Roughly 40 percent of companies hit by natural disasters never reopen, according to estimates by the Labor Department.
And for small businesses struck by a major storm, the chance of going under is even greater because the impact is typically two-fold — direct physical damage and the loss of customers who are also affected by the storm.
But there are companies that have persevered through weather-related catastrophes, and in some cases, turned calamity into opportunity. Here’s how five small businesses managed to survive after suffering damage from a natural disaster:
Left Handed Brewery (Longmont, CO)
Colorado’s St. Vrain River is normally a “dry, trickling creek” says Emily Armstrong, a spokeswoman for Left Handed Brewery, a craft beer operation that sits on its bank. But when heavy Autumn rains arrived earlier this year, the river “maxed out” and floods devastated the low-lying commercial area surrounding the river, damaging nearly 20,000 structures. The brewery workers did all they could to prepare the facility, even armoring its exterior with bags of brewing grain. When they returned to the site four days later, “it was a mess,” Armstrong recalls. “We needed Bobcats to dig out our shipping and receiving area,” and then there was the ultimate fear: that giant, mid-brew batches had gone bad because the machinery hadn’t been able to maintain consistent temperatures. Fortunately, the brewery’s preparedness paid off. The team tested its batches upon their return, and while some were ruined, samples from one batch were immediately shipped off to the Great American Beer Fest to meet deadline. Left Handed ended up winning gold.
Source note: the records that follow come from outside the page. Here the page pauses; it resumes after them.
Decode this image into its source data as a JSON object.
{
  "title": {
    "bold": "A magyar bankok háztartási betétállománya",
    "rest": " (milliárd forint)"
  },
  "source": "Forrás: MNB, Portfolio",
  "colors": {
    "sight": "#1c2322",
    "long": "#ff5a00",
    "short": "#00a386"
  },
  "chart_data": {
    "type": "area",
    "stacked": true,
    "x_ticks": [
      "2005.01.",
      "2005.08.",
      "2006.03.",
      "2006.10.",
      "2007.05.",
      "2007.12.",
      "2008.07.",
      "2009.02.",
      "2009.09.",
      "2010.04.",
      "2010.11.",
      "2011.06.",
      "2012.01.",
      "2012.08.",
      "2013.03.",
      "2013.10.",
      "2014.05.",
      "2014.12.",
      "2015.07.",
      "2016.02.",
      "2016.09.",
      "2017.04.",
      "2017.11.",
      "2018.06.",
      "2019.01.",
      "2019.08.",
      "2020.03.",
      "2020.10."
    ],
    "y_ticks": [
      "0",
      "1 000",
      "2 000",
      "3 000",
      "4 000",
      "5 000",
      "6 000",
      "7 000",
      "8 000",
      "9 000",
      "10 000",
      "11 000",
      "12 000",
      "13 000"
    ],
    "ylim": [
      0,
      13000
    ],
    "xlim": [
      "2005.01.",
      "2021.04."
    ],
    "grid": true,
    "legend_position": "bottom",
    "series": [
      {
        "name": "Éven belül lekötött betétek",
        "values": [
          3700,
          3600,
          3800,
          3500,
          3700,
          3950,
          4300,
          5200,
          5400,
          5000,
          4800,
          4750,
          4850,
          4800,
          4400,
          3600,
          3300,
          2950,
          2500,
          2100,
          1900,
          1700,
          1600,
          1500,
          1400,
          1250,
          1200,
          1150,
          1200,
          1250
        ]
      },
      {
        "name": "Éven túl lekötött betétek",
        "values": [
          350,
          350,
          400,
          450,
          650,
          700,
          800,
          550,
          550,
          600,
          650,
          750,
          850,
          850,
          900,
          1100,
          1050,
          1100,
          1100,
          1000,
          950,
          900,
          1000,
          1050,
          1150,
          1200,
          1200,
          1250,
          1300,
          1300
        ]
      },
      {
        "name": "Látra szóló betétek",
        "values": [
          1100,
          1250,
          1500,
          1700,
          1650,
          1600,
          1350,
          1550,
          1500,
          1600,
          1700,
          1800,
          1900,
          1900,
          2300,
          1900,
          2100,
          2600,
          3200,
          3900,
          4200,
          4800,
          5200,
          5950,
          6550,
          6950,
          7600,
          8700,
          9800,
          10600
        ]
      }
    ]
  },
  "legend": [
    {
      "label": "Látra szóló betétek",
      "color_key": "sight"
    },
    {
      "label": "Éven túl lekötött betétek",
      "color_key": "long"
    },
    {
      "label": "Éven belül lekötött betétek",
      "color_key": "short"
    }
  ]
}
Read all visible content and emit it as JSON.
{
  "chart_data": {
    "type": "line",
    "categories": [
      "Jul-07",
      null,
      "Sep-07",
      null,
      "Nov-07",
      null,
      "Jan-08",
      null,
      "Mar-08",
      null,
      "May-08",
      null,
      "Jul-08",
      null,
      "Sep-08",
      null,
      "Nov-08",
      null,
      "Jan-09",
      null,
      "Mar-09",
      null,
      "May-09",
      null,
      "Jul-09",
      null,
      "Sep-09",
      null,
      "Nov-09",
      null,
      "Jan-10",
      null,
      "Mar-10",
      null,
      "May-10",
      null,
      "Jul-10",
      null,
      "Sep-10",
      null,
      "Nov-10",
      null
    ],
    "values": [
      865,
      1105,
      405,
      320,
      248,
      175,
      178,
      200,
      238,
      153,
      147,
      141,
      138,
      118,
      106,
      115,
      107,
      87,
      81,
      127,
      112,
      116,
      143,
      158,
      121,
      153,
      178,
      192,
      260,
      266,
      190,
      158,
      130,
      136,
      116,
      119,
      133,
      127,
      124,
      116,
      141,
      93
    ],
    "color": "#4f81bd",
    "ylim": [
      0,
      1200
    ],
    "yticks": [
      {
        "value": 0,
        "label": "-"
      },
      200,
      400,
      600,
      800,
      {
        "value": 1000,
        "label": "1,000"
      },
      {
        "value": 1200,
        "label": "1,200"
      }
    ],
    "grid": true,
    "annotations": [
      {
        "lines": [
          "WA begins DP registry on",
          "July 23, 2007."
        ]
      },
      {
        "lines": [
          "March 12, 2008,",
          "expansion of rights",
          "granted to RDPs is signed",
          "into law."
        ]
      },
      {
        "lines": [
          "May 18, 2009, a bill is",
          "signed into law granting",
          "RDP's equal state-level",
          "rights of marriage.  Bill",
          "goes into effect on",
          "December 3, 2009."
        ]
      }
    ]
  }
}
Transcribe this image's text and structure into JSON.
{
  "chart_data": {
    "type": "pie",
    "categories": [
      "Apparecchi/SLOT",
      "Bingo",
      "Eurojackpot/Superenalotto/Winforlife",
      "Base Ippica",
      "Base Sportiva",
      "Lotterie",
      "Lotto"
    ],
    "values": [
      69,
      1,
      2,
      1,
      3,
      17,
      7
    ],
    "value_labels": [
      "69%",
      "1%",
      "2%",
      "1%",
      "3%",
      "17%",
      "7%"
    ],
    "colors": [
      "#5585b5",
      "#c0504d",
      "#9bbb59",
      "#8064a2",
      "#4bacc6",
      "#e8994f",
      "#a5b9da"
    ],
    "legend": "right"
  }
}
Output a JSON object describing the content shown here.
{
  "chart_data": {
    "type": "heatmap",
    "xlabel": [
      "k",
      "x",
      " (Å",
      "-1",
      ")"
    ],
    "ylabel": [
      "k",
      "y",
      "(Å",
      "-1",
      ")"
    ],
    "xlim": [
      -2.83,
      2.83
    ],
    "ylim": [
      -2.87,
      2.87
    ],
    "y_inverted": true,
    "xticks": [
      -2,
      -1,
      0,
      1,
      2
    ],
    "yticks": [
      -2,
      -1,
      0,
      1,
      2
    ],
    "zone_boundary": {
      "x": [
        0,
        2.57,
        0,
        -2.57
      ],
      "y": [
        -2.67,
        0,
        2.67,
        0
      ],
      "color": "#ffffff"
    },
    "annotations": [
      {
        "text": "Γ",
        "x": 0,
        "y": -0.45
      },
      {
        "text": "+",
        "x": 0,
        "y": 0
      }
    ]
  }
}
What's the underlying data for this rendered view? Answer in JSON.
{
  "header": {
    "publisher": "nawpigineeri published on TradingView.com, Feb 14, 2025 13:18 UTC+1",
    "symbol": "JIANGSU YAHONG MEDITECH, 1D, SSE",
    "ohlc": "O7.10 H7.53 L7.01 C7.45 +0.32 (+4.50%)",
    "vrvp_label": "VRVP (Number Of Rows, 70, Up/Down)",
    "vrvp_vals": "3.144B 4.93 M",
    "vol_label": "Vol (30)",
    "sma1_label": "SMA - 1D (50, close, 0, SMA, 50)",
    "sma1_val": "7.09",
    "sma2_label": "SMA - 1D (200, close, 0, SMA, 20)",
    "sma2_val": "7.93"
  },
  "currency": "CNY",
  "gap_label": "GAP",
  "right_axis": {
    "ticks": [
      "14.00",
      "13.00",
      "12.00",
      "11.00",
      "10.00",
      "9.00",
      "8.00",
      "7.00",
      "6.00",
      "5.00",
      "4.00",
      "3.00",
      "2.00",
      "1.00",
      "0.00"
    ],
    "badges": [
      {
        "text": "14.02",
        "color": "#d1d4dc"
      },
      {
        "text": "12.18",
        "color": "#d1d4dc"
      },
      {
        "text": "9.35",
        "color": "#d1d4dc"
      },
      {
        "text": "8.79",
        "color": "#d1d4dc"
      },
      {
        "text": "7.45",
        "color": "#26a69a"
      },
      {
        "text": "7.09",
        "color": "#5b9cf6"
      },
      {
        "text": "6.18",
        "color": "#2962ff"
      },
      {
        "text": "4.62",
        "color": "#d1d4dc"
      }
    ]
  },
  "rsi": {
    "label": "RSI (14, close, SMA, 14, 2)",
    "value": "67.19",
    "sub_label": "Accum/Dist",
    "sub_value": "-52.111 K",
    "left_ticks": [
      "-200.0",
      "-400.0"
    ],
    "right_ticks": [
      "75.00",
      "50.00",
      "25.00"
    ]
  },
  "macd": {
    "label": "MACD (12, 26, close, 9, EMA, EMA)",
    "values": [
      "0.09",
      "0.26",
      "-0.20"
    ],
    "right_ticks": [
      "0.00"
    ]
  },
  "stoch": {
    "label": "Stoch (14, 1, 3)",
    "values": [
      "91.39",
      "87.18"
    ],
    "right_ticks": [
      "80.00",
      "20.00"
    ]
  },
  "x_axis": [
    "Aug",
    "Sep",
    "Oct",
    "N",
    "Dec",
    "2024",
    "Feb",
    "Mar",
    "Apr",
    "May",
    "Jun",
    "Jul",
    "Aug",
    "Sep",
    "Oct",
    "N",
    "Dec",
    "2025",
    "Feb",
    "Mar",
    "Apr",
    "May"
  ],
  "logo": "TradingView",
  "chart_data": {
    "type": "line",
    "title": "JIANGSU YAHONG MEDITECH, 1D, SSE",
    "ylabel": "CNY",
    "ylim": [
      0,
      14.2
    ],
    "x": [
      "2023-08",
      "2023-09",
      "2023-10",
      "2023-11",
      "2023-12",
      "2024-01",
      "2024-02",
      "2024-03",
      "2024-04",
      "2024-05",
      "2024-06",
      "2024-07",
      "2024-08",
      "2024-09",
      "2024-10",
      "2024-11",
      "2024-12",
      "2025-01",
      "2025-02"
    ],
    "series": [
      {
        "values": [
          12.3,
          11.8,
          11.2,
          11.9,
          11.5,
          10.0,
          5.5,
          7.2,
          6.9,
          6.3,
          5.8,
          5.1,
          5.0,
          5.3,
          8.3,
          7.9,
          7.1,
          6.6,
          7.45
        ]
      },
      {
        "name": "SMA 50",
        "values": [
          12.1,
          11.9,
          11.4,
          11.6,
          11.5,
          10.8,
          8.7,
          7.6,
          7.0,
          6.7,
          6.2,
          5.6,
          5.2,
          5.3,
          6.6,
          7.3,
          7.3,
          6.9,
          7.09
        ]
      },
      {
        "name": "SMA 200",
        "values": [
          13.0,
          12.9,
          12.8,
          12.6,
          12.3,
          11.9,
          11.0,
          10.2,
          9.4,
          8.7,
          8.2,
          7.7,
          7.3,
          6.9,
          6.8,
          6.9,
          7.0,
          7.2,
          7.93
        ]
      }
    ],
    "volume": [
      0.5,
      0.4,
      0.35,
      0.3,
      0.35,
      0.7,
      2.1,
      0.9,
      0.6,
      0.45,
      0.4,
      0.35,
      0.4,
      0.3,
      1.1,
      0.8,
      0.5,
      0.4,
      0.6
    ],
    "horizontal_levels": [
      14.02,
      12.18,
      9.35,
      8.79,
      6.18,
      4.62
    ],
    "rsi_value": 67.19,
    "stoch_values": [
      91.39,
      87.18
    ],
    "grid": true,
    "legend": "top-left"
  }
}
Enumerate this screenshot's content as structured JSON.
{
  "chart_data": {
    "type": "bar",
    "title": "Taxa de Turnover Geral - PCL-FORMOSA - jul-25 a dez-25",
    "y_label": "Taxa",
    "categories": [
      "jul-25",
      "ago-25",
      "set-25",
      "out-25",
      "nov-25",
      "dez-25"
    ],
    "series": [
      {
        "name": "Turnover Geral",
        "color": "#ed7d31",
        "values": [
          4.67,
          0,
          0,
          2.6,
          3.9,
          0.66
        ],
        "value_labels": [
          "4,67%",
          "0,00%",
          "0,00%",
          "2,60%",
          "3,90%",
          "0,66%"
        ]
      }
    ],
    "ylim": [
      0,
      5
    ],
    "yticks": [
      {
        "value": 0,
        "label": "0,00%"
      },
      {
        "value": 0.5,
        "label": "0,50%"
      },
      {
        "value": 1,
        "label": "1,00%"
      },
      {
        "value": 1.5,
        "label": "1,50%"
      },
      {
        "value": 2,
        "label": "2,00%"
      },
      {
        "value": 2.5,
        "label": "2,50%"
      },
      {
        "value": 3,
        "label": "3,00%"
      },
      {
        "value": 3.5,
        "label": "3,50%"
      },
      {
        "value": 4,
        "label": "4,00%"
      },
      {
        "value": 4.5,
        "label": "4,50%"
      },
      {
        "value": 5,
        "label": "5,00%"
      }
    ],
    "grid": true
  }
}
Madelaine Chocolate Company (Rockaway Beach, NY)
It took Jorge Farber, CEO of Rockaway Beach’s Madelaine Chocolates, five weeks after Hurricane Sandy just to get the lights back on in his production facility and see how extensive the damage was. Everything was under four feet of water. “There wasn’t one piece of equipment that was okay,” Farber recalls.
The October storm hit the then 450-person chocolatier right before their peak season, meaning they lost a massive inventory intended for sale during Thanksgiving, Christmas and Valentine’s Day. Farber quickly realized he was in a race against time, and rebuilding key pieces of production machinery became priority number one. “We’re a seasonal business,” he says, “and we couldn’t afford to miss another season.” The focus on an ultra-quick rebuild paid off, and 14 months later, the company has hired back 175 employees to continue production. “It’s a daily struggle here,” says Farber. “But it’s also gratifying every time we’re able to bring a new piece of equipment back online or hire back an employee.”
Southern Services And Equipment, Inc. (St. Bernard, LA)
Flooding caused by Hurricane Katrina ravaged the offices and workshops of Southern Services and Equipment, Inc. in 2005, costing the construction contractor $1 million in lost machinery. But perhaps the biggest blow was the loss of all but one of their 100 clients which were forced to shut down post-Katrina.
After re-opening, Southern Services and Equipment began competing more aggressively for government work. “As the Corps learned that our company performed tasks on time and on budget, we began to get a larger share of the hurricane recovery contracts,” the company’s marketing director said in testimony in 2011 before the Senate Small Business committee. “Making the decision to reopen our business in devastated St. Bernard Parish was not an easy one,” she recalled. But it paid off. The federal government would become Southern Services’ largest customer, allowing the business to thrive for years to come.
The Salty Paw (New York, NY)
Fourteen months after Hurricane Sandy, Amanda Zink says she feels like she’s “running a business in a ghost town.” Her pet boutique, The Salty Paw, sits on the East River in Manhattan’s South Street Seaport, an area hit hard by the storm. “The biggest challenge wasn’t just re-opening my store,” says Zink. “It was getting my neighborhood back. Getting city officials to realize how badly we were beaten up. To recognize this as a disaster, and to help.”
Zink estimates that over half of the area’s residents were displaced, meaning a potentially devastating decline in The Salty Paw’s customer base. For her, banding with other local business owners to petition city officials is the most critical, ongoing step towards rebuilding a neighborhood that can support their enterprises.
SNC Squared (Joplin, Missouri)
Lives depended on SNC Squared reopening its doors after the 11-person IT company suffered damages from a large tornado that struck Joplin, Missouri in 2011. Nearby doctors who relied on the beleaguered business for computer services needed access to digitized files of wounded patients to verify prescriptions and provide care. To stay afloat while SNC’s services were needed most, owner John Motazedi reached out to owners of similar IT companies in nearby states for assistance.
Thankfully, volunteers poured in to help SNC secure emergency shipments of computer parts and software and to bolster the company’s round-the-clock efforts to serve local physicians. “You’ve got to bring people in to help,” he told CNN after the incident. “You need people there to watch your back.”